Catterall, professor of pharmacology and neuroscience at the University of Washington, spent his more than 50-year research career studying the heart and nervous system’s sodium and calcium voltage-gated ion channels using a variety of approaches. His work is “fundamental, textbook-like material,” says Lonnie Wollmuth, professor of neurobiology and behavior at Stony Brook University and Catterall’s colleague in the ion channel field.
In the 1980s, Catterall’s lab was the first to isolate sodium and calcium channels. From there, he analyzed the connection between the channels’ amino acid structures and functions, solved their 3D structures, interrogated the mechanisms of channel-binding toxins and drugs, and studied how their dysfunction contributes to disease.

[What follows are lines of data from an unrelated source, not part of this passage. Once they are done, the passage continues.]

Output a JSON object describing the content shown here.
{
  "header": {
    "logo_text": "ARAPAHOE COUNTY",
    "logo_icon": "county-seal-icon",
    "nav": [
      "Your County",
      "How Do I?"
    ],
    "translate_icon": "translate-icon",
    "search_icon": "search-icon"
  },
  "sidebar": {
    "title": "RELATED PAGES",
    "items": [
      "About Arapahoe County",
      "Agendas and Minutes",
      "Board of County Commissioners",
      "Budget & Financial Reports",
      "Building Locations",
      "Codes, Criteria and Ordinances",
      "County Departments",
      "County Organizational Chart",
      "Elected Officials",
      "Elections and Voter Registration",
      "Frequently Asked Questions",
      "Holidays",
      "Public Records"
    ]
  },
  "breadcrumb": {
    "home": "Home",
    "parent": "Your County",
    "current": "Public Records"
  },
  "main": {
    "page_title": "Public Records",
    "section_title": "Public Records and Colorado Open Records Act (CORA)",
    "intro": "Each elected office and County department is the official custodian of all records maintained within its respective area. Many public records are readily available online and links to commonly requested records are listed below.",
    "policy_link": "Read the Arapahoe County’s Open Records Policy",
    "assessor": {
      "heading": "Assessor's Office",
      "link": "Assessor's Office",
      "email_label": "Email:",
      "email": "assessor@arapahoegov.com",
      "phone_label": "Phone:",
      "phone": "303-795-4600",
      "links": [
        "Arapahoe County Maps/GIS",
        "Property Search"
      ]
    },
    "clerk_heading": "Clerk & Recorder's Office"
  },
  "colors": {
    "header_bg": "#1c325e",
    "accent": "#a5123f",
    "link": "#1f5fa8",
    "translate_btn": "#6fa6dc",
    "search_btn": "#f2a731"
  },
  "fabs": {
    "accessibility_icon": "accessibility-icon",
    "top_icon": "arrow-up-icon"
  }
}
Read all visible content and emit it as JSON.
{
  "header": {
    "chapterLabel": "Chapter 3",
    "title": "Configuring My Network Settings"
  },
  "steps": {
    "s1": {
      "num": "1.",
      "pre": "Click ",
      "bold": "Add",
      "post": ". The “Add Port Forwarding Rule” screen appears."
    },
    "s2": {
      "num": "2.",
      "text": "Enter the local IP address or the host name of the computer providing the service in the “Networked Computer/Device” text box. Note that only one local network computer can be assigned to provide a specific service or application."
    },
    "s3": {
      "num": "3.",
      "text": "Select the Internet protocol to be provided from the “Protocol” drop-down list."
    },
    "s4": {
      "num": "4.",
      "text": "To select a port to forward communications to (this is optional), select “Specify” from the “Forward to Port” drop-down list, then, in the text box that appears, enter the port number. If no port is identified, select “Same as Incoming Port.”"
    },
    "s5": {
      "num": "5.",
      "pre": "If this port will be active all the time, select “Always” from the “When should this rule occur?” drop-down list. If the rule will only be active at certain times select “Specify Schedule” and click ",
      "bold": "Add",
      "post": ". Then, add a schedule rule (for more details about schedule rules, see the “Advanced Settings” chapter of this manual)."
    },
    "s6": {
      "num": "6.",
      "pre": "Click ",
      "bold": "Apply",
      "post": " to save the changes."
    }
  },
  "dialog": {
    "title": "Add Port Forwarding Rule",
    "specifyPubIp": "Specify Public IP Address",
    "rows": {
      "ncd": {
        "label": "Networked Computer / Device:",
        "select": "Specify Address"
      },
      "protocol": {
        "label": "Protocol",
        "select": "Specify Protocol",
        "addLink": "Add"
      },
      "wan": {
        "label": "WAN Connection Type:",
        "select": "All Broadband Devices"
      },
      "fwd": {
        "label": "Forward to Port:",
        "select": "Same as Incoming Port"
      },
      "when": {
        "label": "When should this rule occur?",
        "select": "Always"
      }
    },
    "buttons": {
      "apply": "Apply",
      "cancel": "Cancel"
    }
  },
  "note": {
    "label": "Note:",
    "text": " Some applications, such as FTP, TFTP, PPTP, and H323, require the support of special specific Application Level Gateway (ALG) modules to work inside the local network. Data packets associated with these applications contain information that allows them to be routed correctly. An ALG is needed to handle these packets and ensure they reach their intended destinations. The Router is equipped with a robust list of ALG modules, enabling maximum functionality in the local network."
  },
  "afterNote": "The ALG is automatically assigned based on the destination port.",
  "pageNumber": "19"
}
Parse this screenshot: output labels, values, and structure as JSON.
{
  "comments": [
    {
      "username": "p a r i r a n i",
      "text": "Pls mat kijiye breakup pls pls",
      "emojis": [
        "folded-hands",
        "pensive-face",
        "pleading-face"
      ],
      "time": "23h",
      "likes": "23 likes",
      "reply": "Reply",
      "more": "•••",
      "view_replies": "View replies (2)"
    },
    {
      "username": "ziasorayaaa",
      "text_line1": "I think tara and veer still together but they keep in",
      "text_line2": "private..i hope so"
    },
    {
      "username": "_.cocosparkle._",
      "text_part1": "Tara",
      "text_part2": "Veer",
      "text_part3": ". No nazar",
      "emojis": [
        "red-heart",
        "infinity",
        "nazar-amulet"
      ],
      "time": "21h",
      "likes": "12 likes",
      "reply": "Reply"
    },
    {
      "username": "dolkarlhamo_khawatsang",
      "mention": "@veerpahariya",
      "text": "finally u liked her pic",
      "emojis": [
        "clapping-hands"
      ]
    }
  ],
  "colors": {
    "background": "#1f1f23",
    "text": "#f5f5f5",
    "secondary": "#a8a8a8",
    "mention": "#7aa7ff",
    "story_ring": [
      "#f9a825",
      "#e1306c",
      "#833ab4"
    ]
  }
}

“Bill Catterall’s name is pretty much synonymous with ion channels,” says Amy Lee, professor of neuroscience at the University of Texas at Austin and a former postdoctoral researcher in Catterall’s lab.
In addition to his scientific contributions, Catterall served as the pharmacology department chair for more than 30 years at the University of Washington and trained a small army of graduate students and postdocs. He was indeed the “father of ion channels,” says Lori Isom, professor of pharmacology at the University of Michigan and a former postdoc in Catterall’s lab, but she hopes he is remembered for his legacy as a mentor and leader, too.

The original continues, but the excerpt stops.